I think it’s fairly easy to buy Christmas gifts for me. Honestly, I don’t know what the trouble is for some. You could easily go and take a look at my record collection, figure out what artists I enjoy and then find out the missing pieces of the artist’s catalog that I don’t have and help fill them in. If you don’t have access to that, just get me a gift card and I’ll figure it out myself.
Honestly, I wouldn’t take offense.
For years growing up, my Father understood that I was a big music fan and he would try to address this each year at Christmas. The problem was that he would take the holidays as an opportunity to try and “teach” me about rock music. In other words, he took it upon himself to try and educate me on some of the artists that he considered to be vital. As a result, there were many years where I would rip open the wrapping on what was obviously a record and then have to feign excitement over a brand new album by…the Yardbirds.
Don’t get me wrong, there’s nothing wrong with the Yardbirds. I totally appreciate them and think they’re swell. It’s just that I had to learn about them on my own and I certainly didn’t want my Father who spent his life advising me on shit to start muscling in on an area that I demonstrated great passion for. I would come around to the Yardbirds on my own pace as well as Blind Faith, Cream, John Mayall’s Bluesbreakers, etc.
Just get me that Queen album with that “Fat Bottom Girls” single on it, tell me in passing that the dude from Led Zeppelin was once in the Yardbirds, and after a few dozen spins of Jazz I’ll think about your recommendation, okay Dad?
The other thing about my Father’s Christmas record purchases was how blatantly cheap they were. For years, I wondered why these records had a hole punched in the corner of them or why the corner was completely cut off. I later learned that these were “cut out” records, and Dad had just been scouring the sales bin at the local record stores, again looking for titles that not only served his rock and roll education agenda, but also had little impact on his wallet.
One year I was presented with a new Badfinger album, Airwaves, the one that was released after the lead singer, Pete Ham, committed suicide and after the drummer split because, well, because the lead singer committed suicide. That left only half of the original members which Elektra records deemed enough to record their “comeback” album.
It was a huge stiff.
The two surviving members of Badfinger were unceremoniously dropped by the label after the album’s dismal sales and then the other dude from Badfinger killed himself too. For those of you keeping score: half of the members of Badfinger have killed themselves and, thanks to my Dad’s tight wallet, I have an artifact of their late ’70s failed comeback attempt.
While the story of Badfinger didn’t get any brighter, the story of my musical Christmases does.
In 1980, my Dad suddenly began a dramatic shift in his record purchases. That year, I was anticipating something lame, but I was greeted with the loud orange packaging of the Police‘s Zenyatta Mondatta album instead.
It was new. It was relevant. It was exactly what I wanted. I immediately wanted to leave the proceedings and go up to my room and play it. He figured out how to buy music for me.

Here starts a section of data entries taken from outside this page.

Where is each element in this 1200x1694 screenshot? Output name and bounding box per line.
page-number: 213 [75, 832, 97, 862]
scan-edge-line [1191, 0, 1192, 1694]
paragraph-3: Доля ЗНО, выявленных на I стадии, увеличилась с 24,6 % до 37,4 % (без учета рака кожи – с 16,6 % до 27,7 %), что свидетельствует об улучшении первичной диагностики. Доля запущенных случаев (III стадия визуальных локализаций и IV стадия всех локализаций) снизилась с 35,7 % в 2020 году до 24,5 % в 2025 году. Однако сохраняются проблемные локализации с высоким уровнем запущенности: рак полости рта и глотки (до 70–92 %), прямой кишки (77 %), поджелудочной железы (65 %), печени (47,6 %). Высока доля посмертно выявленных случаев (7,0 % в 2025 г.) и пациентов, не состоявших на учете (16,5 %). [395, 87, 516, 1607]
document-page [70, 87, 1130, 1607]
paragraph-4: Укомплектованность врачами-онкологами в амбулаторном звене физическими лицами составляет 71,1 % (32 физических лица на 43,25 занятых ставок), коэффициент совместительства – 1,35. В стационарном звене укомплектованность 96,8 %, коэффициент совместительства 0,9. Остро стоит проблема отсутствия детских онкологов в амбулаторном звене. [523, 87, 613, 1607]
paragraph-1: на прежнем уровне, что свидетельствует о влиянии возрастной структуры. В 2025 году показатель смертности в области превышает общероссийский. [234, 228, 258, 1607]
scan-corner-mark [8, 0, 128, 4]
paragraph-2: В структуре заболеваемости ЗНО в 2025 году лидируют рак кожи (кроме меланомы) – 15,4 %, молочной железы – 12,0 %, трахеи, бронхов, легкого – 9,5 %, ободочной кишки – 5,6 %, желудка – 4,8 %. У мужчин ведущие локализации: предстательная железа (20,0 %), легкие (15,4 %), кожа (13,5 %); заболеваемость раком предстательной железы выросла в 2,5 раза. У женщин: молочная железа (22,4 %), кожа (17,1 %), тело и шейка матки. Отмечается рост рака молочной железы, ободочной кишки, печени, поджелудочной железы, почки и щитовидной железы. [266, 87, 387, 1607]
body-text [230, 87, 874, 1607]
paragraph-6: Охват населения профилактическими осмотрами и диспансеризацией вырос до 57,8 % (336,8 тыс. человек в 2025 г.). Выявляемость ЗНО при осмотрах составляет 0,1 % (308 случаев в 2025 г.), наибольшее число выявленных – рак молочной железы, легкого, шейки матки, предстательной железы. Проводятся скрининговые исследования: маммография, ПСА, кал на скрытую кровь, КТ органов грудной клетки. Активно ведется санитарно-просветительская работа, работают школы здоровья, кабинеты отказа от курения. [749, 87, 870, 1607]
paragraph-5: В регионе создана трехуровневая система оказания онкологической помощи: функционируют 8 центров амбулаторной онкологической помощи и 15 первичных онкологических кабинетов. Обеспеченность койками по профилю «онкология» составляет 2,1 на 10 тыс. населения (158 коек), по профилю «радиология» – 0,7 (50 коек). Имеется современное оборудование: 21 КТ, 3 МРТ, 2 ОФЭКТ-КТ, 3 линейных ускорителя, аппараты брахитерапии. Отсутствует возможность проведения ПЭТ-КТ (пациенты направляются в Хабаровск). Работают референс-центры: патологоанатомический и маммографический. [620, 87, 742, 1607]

The next year, he followed it up with another Police album, Ghost In The Machine. It was also new at the time and I wanted it, so I had no problem with the repetition of the artist. He was getting the hang of it.
There was no new Police album in 1982, but there was a new Clash album, Combat Rock. Now I know that it’s generally considered to be a step back in their catalog, but I love it. My grandparents were at our house that Christmas, and my Father took great joy in reading off some of the song titles to them to give them an idea of what “punk rock” was all about.
“Here’s one of the song titles, Mother,” he told my Grandmother. “The song is called Straight To Hell.”
I didn’t have the heart to tell him that just upstairs, I had an album that featured a track called “Nazi Punks, Fuck Off!” by a band that was a lot more “punk rock” called the Dead Kennedys.
His intentions were genuine and, more importantly, his selection was coveted. In fact, over the years he has continued to add to my collection with other objects of desire. From Velvet Underground box sets to obscure titles that I know he had to special order from some retailer, Dad’s Christmas gifts became something I looked forward to.
Sadly, these gifts have tapered off, the end result of a declining music industry and the retail outlets that provide music to shoppers. My father doesn’t do much (if any) online shopping and since we no longer live in the same city, he has no means to secretly learn about what titles I’m looking for or what music I’m currently enjoying. Hell, he doesn’t even know if I still listen to cds anymore (I do) or have started to use more modern methods of music listening (I have). Those Clash cds have been replaced by Craftsman tools and other more practical gifts that scream “Welcome to middle age!”
But there’s still that kid in me that remembers those Christmas mornings of yesterday and hopes that at least one gift brings back that semblance of youth.
So Dad, if you’re reading this, could you let Santa know that Bob Dylan‘s Bootleg Series Vol. 8: Tell Tale Signs looks pretty sweet.